Обостренные чувства, ощущения Луки можно было сейчас сравнить, пожалуй, с состоянием чувств купальщика, который лежит на воде — нос наружу, а все остальное под водой, в том числе и уши. В детстве это называлось — «на спинке». Внезапно такой купальщик начинает слышать грозный и как будто совсем близкий грохот. Это движется теплоход. Ощущение такое, что сейчас он раздавит, утопит. На самом деле ничего подобного. Опытный купальщик знает: пароход или теплоход далеко, просто звуки по воде передаются иначе.
Что-то подобное чувствовал сейчас и Лука. «Пахло» как будто близко и в то же время он знал, что все далеко не так, как кажется.
Между тем река постепенно разрасталась. Трудно себе, конечно, представить подземный проточный водоем величиною примерно с Клязьму. Но здесь было что-то подобное. Там, наверху, далеко отсюда, Клязьма воспринимается как самая посредственная речка даже по подмосковным понятиям. Но здесь, в этих мрачных безмолвных сводах…
И тут Егор спросил о том, что давно уже крутилось в мозгах Луки.
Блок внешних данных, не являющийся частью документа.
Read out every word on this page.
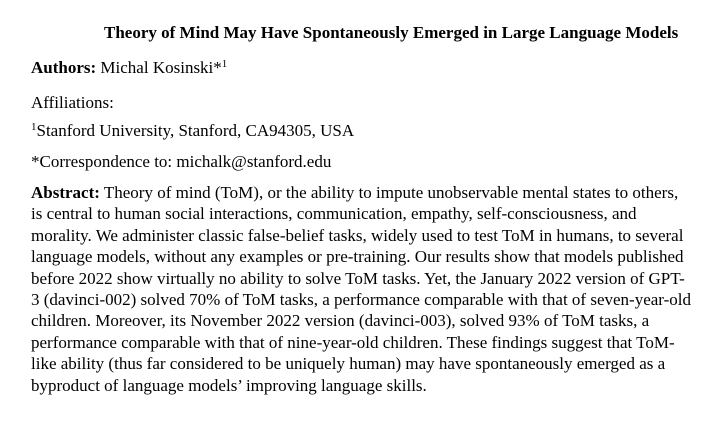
Theory of Mind May Have Spontaneously Emerged in Large Language Models
Authors: Michal Kosinski*$^1$
Affiliations:
$^1$Stanford University, Stanford, CA94305, USA
*Correspondence to: michalk@stanford.edu
Abstract: Theory of mind (ToM), or the ability to impute unobservable mental states to others,
is central to human social interactions, communication, empathy, self-consciousness, and
morality. We administer classic false-belief tasks, widely used to test ToM in humans, to several
language models, without any examples or pre-training. Our results show that models published
before 2022 show virtually no ability to solve ToM tasks. Yet, the January 2022 version of GPT-
3 (davinci-002) solved 70% of ToM tasks, a performance comparable with that of seven-year-old
children. Moreover, its November 2022 version (davinci-003), solved 93% of ToM tasks, a
performance comparable with that of nine-year-old children. These findings suggest that ToM-
like ability (thus far considered to be uniquely human) may have spontaneously emerged as a
byproduct of language models’ improving language skills.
— Послушай, Ксанс… а твой господин белогвардеец ничего про реку не говорил?
Наверное, все подумали об одном и том же: странно было бы не упомянуть о реке даже с самой плохой памятью…
Егор с абсолютной точностью выразил вслух мысль Луки:
— Такую реку не забудешь!..
— Я прошу восемь-десять часов… — сказал Лука, повернувшись к нему. Ему трудно было скрыть свое смятение, растерянность, но темнота была на его стороне.
— Восемь-десять?! — отозвался якут. — А не угодно ли поменяться местами? Я в лодке, вы — здесь!
— Нет, не угодно! Каждый должен нести свой крест! И не я выбирал его для вас…
— Лука Васильевич, в общем, прав… — проговорил Кадушкин. — Но как в самом деле объяснить появление этой реки?..
Поневоле они говорили на повышенных тонах, громче, чем, наверное, следовало бы. Дело в том, что где-то впереди, в неведомой тьме, нарастая, раздавался непонятный гул. И надо сказать, когда изъясняешься на повышенных тонах, если даже это происходит невольно, всегда возникает некая нервозность.
Лука вспомнил военную тактику, по которой наступление является лучшей формой обороны, и сказал:
— Пусть ваш талантливый географ и следопыт, уважаемый Александр Аскольдович, объяснит, почему на месте входа лежал тысячетонный камень и это ни у кого не вызвало удивления!
— Н-да… — Кадушкин кивнул, а луч его фонарика высветил громадную гильотину, нависшую у них над головами. — Вы снова правы, Лука Васильевич, как прием в полемической схватке ваш довод годится. И все-таки как, по-вашему, мы скоро будем… на месте?
Лука не стал им рассказывать о купальщике и о том, как звук распространяется в воде, хотя продолжал думать об этом.
— Я не могу сказать вам это точно. Боюсь ошибиться… — Голос Луки звучал раздраженно, помогая ему скрыть растерянность и смятение.
А волна багрово-оранжевого запаха обволакивала его все крепче, настойчивей. Если бы не эта проклятая река, он бы побежал к кладу, как натренированный фокстерьер!
Их несло, продолжало тянуть по течению. Вскоре стало понятно, что гул впереди — это шум падающей воды.
Река сделала плавный и широкий поворот. В первый момент Лука не понял, что произошло.
— Отгребайте, отгребайте вправо, Ксанс! — торопливо проговорил Егор. — А светите, наоборот, влево. Да не туда же, Господи! Поверните голову на шум!..
Все сразу стало понятным. Они вышли в подземное озеро. Десятилетиями не тревожимая гладь воды была похожа на ртуть. Волны от их лодки медленно с какой-то космической значительностью уходили в темноту.